10 Mayıs 2011 Salı

Beni 'Anadolu mutfağı'na emanet ediniz!

Bir dönem sanki modern, şehirli ve entelektüel olmanın bir önkoşulu gibi İtalyan – Fransız ve Çin mutfağı merakı başlamıştı.
Herkes birbirine tavsiye ediyor ve mutlaka denemelisin diyordu.
Şöyle bir iki yıldır aslında hiç iplemediğimi fark ettim.
E peki napıyordum daha önce?
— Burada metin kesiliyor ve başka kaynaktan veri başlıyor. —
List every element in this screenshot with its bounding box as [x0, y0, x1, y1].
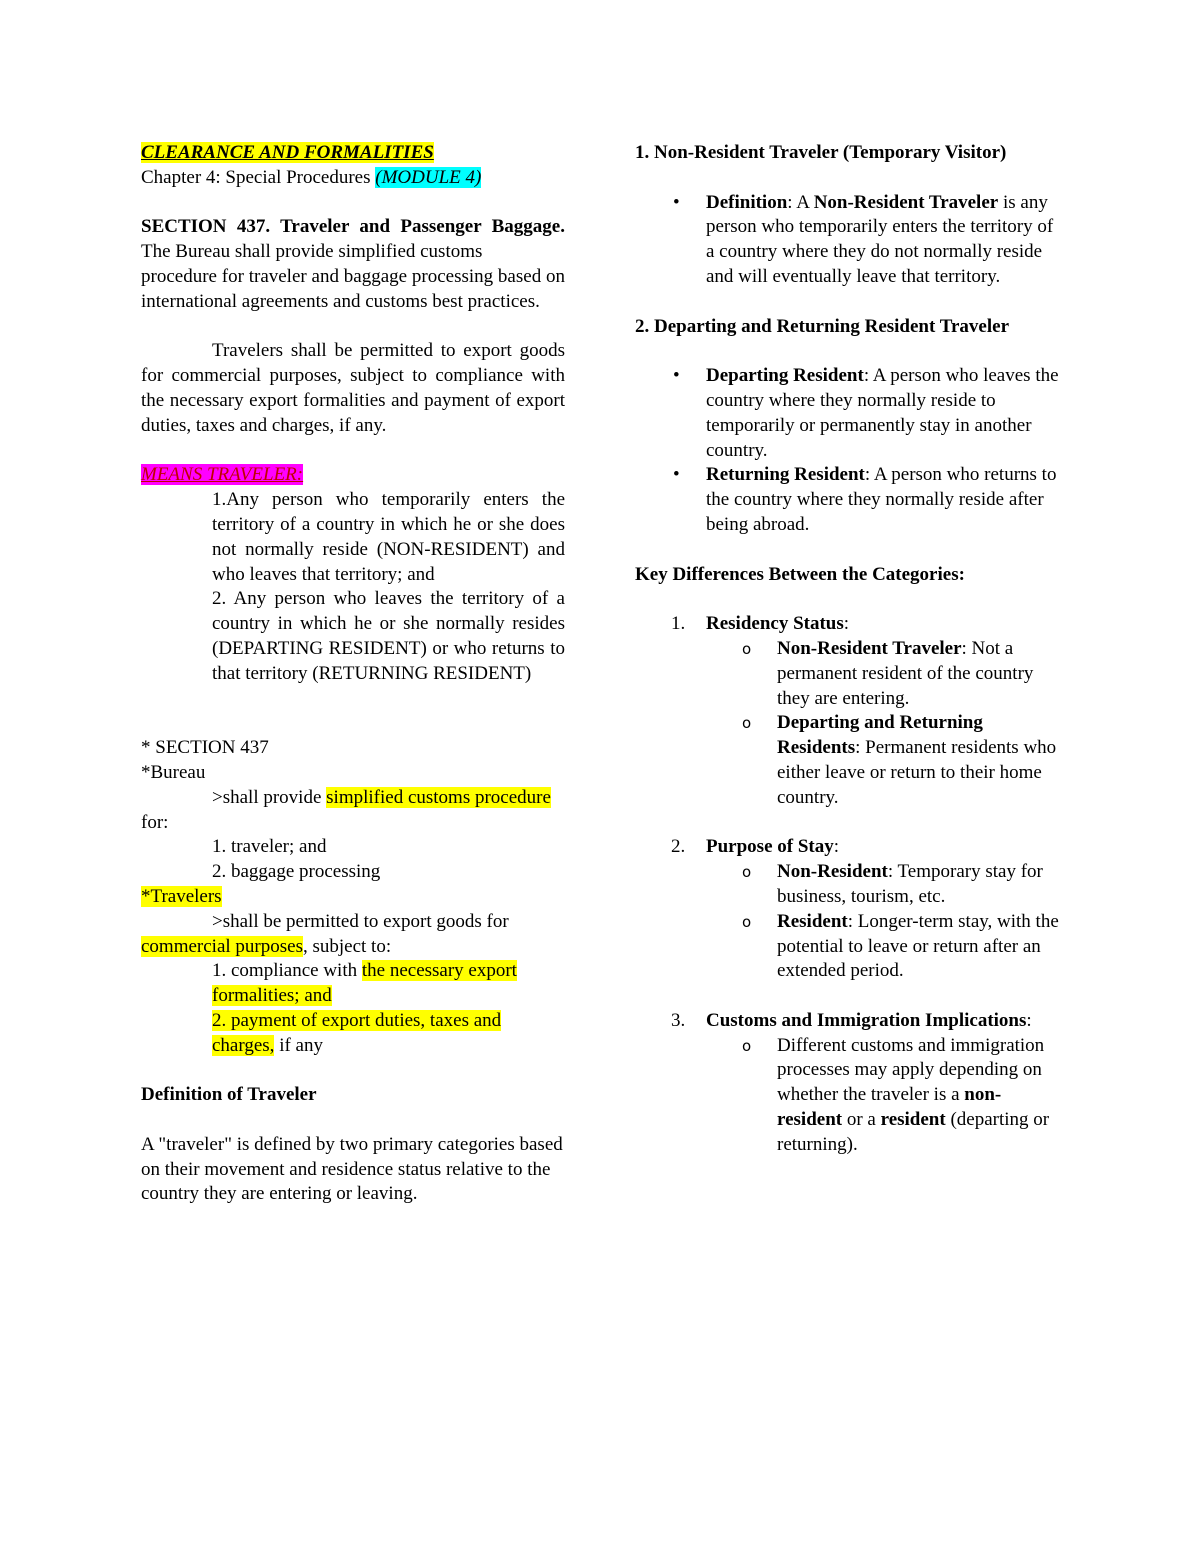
list-item: 2. Purpose of Stay: o Non-Resident: Temporary stay for business, tourism, etc. o Resident: Longer-term stay, with the potential to leave or return after an extended period. [635, 835, 1060, 1009]
sub-item: o Resident: Longer-term stay, with the potential to leave or return after an extended period. [742, 910, 1059, 982]
circle-bullet-icon: o [742, 863, 752, 882]
heading-key-differences: Key Differences Between the Categories: [635, 563, 965, 585]
sub-item: o Different customs and immigration processes may apply depending on whether the traveler is a non-resident or a resident (departing or returning). [742, 1034, 1050, 1155]
circle-bullet-icon: o [742, 1036, 752, 1055]
list-item: • Returning Resident: A person who returns to the country where they normally reside after being abroad. [673, 464, 1057, 535]
notes-bureau: *Bureau [141, 761, 206, 783]
key-differences-list [635, 612, 1060, 1158]
means-item-2: 2. Any person who leaves the territory of a country in which he or she normally resides (DEPARTING RESIDENT) or who returns to that territory (RETURNING RESIDENT) [212, 588, 565, 684]
means-traveler-label: MEANS TRAVELER: [141, 464, 304, 486]
notes-condition-1: 1. compliance with the necessary export formalities; and [212, 960, 517, 1007]
heading-non-resident: 1. Non-Resident Traveler (Temporary Visitor) [635, 142, 1007, 163]
notes-travelers-permit: >shall be permitted to export goods for commercial purposes, subject to: [141, 910, 509, 957]
notes-item-baggage: 2. baggage processing [212, 861, 381, 883]
sub-item: o Non-Resident: Temporary stay for business, tourism, etc. [742, 861, 1043, 907]
sub-item: o Non-Resident Traveler: Not a permanent resident of the country they are entering. [742, 637, 1034, 709]
doc-title: CLEARANCE AND FORMALITIES [141, 142, 434, 163]
list-item: • Definition: A Non-Resident Traveler is any person who temporarily enters the territory of a country where they do not normally reside and will eventually leave that territory. [673, 191, 1054, 287]
bullet-icon: • [673, 464, 680, 486]
right-column [635, 141, 1060, 1158]
sub-list [706, 860, 1060, 984]
chapter-line: Chapter 4: Special Procedures (MODULE 4) [141, 166, 482, 188]
bullet-icon: • [673, 191, 680, 213]
notes-section: * SECTION 437 [141, 737, 269, 759]
notes-item-traveler: 1. traveler; and [212, 836, 327, 858]
sub-list [706, 1034, 1060, 1158]
definition-body: A "traveler" is defined by two primary categories based on their movement and residence status relative to the country they are entering or leaving. [141, 1133, 563, 1205]
section-437-paragraph: SECTION 437. Traveler and Passenger Baggage. The Bureau shall provide simplified customs [141, 216, 565, 263]
heading-resident: 2. Departing and Returning Resident Traveler [635, 315, 1010, 337]
resident-list [635, 364, 1060, 538]
left-column [141, 141, 565, 1207]
non-resident-list [635, 191, 1060, 290]
bullet-icon: • [673, 365, 680, 387]
section-437-paragraph-cont: procedure for traveler and baggage processing based on international agreements and customs best practices. [141, 265, 565, 312]
circle-bullet-icon: o [742, 639, 752, 658]
circle-bullet-icon: o [742, 912, 752, 931]
notes-travelers: *Travelers [141, 885, 222, 907]
list-item: 3. Customs and Immigration Implications: o Different customs and immigration processes may apply depending on whether the traveler is a non-resident or a resident (departing or returning). [635, 1009, 1060, 1158]
notes-bureau-provide: >shall provide simplified customs procedure for: [141, 786, 551, 833]
means-item-1: 1.Any person who temporarily enters the territory of a country in which he or she does not normally reside (NON-RESIDENT) and who leaves that territory; and [212, 489, 565, 585]
sub-list [706, 637, 1060, 811]
definition-heading: Definition of Traveler [141, 1084, 317, 1106]
notes-condition-2: 2. payment of export duties, taxes and charges, if any [212, 1009, 502, 1056]
travelers-export-paragraph: Travelers shall be permitted to export goods for commercial purposes, subject to compliance with the necessary export formalities and payment of export duties, taxes and charges, if any. [141, 340, 565, 436]
list-item: • Departing Resident: A person who leaves the country where they normally reside to temporarily or permanently stay in another country. [673, 365, 1059, 461]
circle-bullet-icon: o [742, 714, 752, 733]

Çok basit, yalan söylüyordum, kendime de etrafıma da.
Oysa 'Türk mutfağı' dediğimiz (ben 'Anadolu mutfağı' demeyi tercih ediyorum); içine Kürt, Arap, Karadeniz, Orta Doğu halklarını ve Ege’yi de alan bu coğrafyanın mirası bir mutfak ve bence üzerine yok. 100 yıl yaşasam hep bu mutfağın ürünlerini yemeye razıyım.

Böyle düşünmemde, parmağım kadar ete biraz sos döküp, bir defne yaprağı saplayan, sonra da adını 'dö la böton' koyarak 60 lira hesabı kaktıran mekan sahiplerinin de payı vardır mutlaka.